And for everybody in HR, when we're asked for how do I improve productivity, how do I improve engagement? One of the first things we do is to ask what will be the second question that we're going to focus on, which is how do I really measure it? Because those engagement surveys, no offense, but they suck. I mean, to your point, it's not just the 76 questions. It's that a lot of times people think they're being tricked into trying to answer the same damn question five different ways.

To be able to do what? I mean, give me a five-question question.

survey of, do I like my company? Do I like my manager? Do I like the situation I'm in? Do I like how I'm paid? You know, am I going to leave tomorrow? There you go. There are five questions you can ask me to tell me whether I'm engaged or not, but still we're trying to do, we're trying to measure something differently, right? I mean, isn't that kind of where all this is starting from? It's trying to do some pseudoscience or psych bullshit on, pardon my French, on people.

Well, I think that's exactly it, David. I think, you know, I watch the conversations on LinkedIn, which is my professional social nesting ground. And it's fascinating because there's 80%, I'm making up numbers now, which is not great for a data guy, but 80, 90%, the majority of the conversations just get so convoluted around how to measure this stuff. And it's, you know, and it's 18 layers removed from reality. Right. And yeah, I mean, this is a major, major challenge. So,

I think you can approach this from one of two directions, but not in the messy middle.

So direction one is top down, let's call it, where we start from the strategic priorities. And, you know, I've got a four circle visualization on this, but there's strategic priorities for the organization. If we assume that those strategic priorities involve achieving something that we've never achieved before, then it's going to require some new stuff. Some of that might be process. Some of that is going to be competency at an individual level.

Right. And then the organization can choose to buy those competencies, hire for it, or build those competencies, train and develop for it. Right. Like, again, I appreciate this is overly simplistic language, but that's kind of the goal. Right. Right. So if we can identify them, what do we need people to be competency wise, different or culturally competency in order to achieve that strategic outcome? What are the behaviors that we need that make those competencies happen? What are the interventions that we need to make those behaviors happen?
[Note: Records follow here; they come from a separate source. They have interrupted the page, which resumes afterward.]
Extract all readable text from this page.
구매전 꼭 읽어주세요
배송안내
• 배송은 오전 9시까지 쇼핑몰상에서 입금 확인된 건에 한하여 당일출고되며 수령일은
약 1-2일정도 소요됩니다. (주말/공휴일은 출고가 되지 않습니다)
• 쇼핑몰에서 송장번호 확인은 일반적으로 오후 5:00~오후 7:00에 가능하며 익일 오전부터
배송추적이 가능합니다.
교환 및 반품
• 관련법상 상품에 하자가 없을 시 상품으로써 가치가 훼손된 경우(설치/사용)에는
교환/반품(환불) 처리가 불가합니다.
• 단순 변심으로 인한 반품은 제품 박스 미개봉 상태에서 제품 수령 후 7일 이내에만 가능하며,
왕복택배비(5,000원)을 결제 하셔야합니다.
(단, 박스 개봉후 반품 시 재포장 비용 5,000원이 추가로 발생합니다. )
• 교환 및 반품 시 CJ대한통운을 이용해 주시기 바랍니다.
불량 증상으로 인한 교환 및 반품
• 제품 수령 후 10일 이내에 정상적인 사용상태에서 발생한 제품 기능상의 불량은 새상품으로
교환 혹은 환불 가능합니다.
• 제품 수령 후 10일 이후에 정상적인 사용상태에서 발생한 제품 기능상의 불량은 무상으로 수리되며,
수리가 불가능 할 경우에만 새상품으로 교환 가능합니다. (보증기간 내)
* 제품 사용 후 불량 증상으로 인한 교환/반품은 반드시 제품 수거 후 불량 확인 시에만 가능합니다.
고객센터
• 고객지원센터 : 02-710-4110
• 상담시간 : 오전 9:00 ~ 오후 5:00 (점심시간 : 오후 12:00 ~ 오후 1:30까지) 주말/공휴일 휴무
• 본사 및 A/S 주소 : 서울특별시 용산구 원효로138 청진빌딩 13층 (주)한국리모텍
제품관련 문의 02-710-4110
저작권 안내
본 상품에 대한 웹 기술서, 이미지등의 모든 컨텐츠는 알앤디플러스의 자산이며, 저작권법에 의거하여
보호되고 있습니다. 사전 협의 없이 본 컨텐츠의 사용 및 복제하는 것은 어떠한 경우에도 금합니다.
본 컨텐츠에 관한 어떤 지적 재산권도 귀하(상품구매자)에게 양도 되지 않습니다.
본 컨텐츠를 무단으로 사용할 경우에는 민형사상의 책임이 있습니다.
So we can, we call it the impact value chain. If we string those together and it can get complicated quickly, but it doesn't have to, then we can at least show the through line of why we're doing the trainings that we're doing. And we could say, these are the intelligently why the behaviors we're focused on are the ones that we're focused on. And we can start to measure that way where with the, I mean, their strategic priorities have X number of metrics that they're already tracking. Right. And so that becomes our big lag, right?

The lead becomes of the behavior shifting. And then if we organize the people data, so we say, yes, all these people went through training, but guess what? HR and L&D folk, most executive people don't care about the cohorts or the modules or the sessions or the experiences that people were in.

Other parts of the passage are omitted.